Satu bulan sudah Tentara Nica, menduduki Purwokerto dan sekitarnya. Kekejaman Patroli Nica semakin menjadi-jadi. Demikian juga gerilya Tentara Republik, semakin berani menyergap tentara Nica Patroli baik siang maupun malam bila mereka berani keluar kota. Demikian juga hampir setiap malam, pos-pos penjagaan tentara Nica disetiap sudut kota serbu dan hampir sepanjang malam pasti terdengar suara tembakan artileri dan mortir menggelegar.
…….
“Pak, rumah orangtua saya di bakar, ini dipastikan ulah orang sendiri yang melaporkan ke tentara Nica” di tengah malam, satu hari setelah kejadian ia bertemu dengan Serka Harjo setelah melaporkan situasi dan kondisi pengamatan di lapangan.
“Mas Toyo, begini saja saya kenal dengan Komisaris Polisi Distrik Sokaraja Pak Warsilam coba kamu cari di daerah Sokaraja pinggiran, dia punya jaringan dan mata-mata di dalam kota dan ahli kontra intelejen, temui dan bilang salam dari Serka Harjo, besok sore kalau tidak salah posisinya di rumah Carik Desa Mersi coba kamu kesana sore hari”
………..
Ketika siang jelang sore, aku berjalan kaki melalui sawah-sawah dan pinggiran Desa, menuju ke rumah Carik Desa Mersi.

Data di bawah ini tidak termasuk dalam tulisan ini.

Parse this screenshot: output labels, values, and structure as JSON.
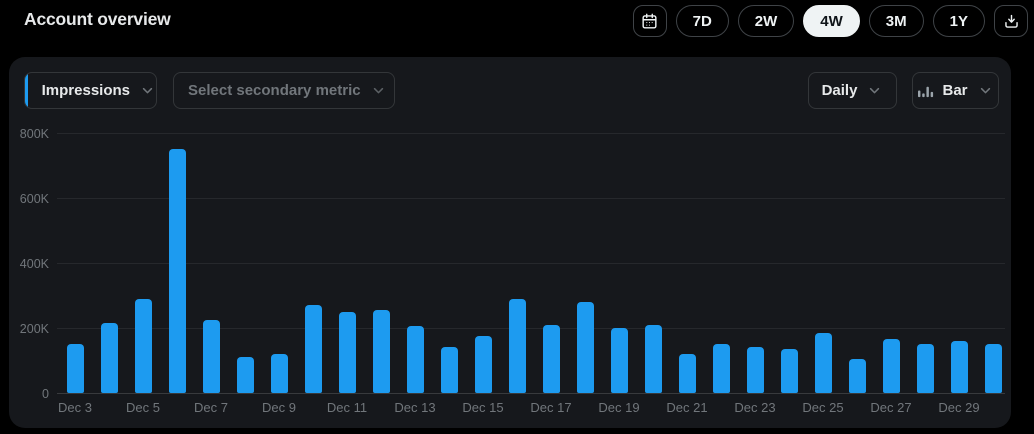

Sesaat aku mengamati dan mempelajari situasi Desa Mersi sambil berjalan hati-hati aku dikagetkan oleh teguran dari gerumbul pohon Salak.

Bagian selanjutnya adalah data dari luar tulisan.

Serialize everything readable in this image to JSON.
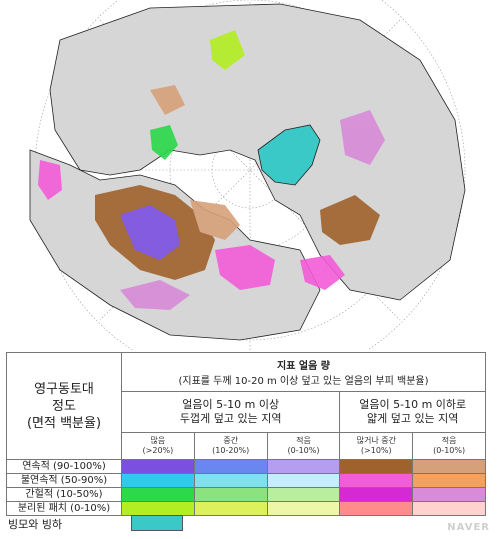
{
  "legend": {
    "left_header": [
      "영구동토대",
      "정도",
      "(면적 백분율)"
    ],
    "main_title": "지표 얼음 량",
    "main_subtitle": "(지표를 두께 10-20 m 이상 덮고 있는 얼음의 부피 백분율)",
    "group_thick": [
      "얼음이 5-10 m 이상",
      "두껍게 덮고 있는 지역"
    ],
    "group_thin": [
      "얼음이 5-10 m 이하로",
      "얇게 덮고 있는 지역"
    ],
    "sub_headers": [
      {
        "name": "많음",
        "range": "(>20%)"
      },
      {
        "name": "중간",
        "range": "(10-20%)"
      },
      {
        "name": "적음",
        "range": "(0-10%)"
      },
      {
        "name": "많거나 중간",
        "range": "(>10%)"
      },
      {
        "name": "적음",
        "range": "(0-10%)"
      }
    ],
    "rows": [
      {
        "label": "연속적 (90-100%)",
        "colors": [
          "#7b4fe0",
          "#6a86f0",
          "#b59df0",
          "#a0622c",
          "#d6a07a"
        ]
      },
      {
        "label": "불연속적 (50-90%)",
        "colors": [
          "#33c9ee",
          "#7fe1ee",
          "#c3eeff",
          "#f35bd9",
          "#f4a15e"
        ]
      },
      {
        "label": "간헐적 (10-50%)",
        "colors": [
          "#2bd94a",
          "#8ce27f",
          "#b8ee9e",
          "#d52ad3",
          "#d88bd8"
        ]
      },
      {
        "label": "분리된 패치 (0-10%)",
        "colors": [
          "#b3ee22",
          "#dcf15c",
          "#eef7a7",
          "#ff8c8c",
          "#ffd1cf"
        ]
      }
    ]
  },
  "glacier_label": "빙모와 빙하",
  "glacier_color": "#3ac9c6",
  "watermark": "NAVER",
  "map": {
    "ocean_color": "#ffffff",
    "land_color": "#d6d6d6",
    "grid_color": "#9a9a9a"
  }
}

“Kang Martoyo…ke sini” aku melangkah ke arah yang memanggil
“Lho..Kang Teguh, Narto, Dirsun, Wanto pada disini, panen salak yaa…” tegurnya pada mereka semua pemuda desa Mersi yang Aku pernah latih dasar-dasar kemiliteran, dan mereka sedang memetik buah salak.
“Ini disuruh Pak Carik petik salak buat oleh-oleh tamu…mau kemana?”
“Mau ke rumah Pak Carik, saya dapat pesan supaya menemui Polisi Warsilam dari Sokaraja”
“Lhaah kebetulan lagi dirumah Pak Carik, baru saja menangkap tiga orang Anjing Nica nanti malam katanya mau…” kang Teguh terdiam sesaat, kemudian tangan kanannya di digerakan di leher.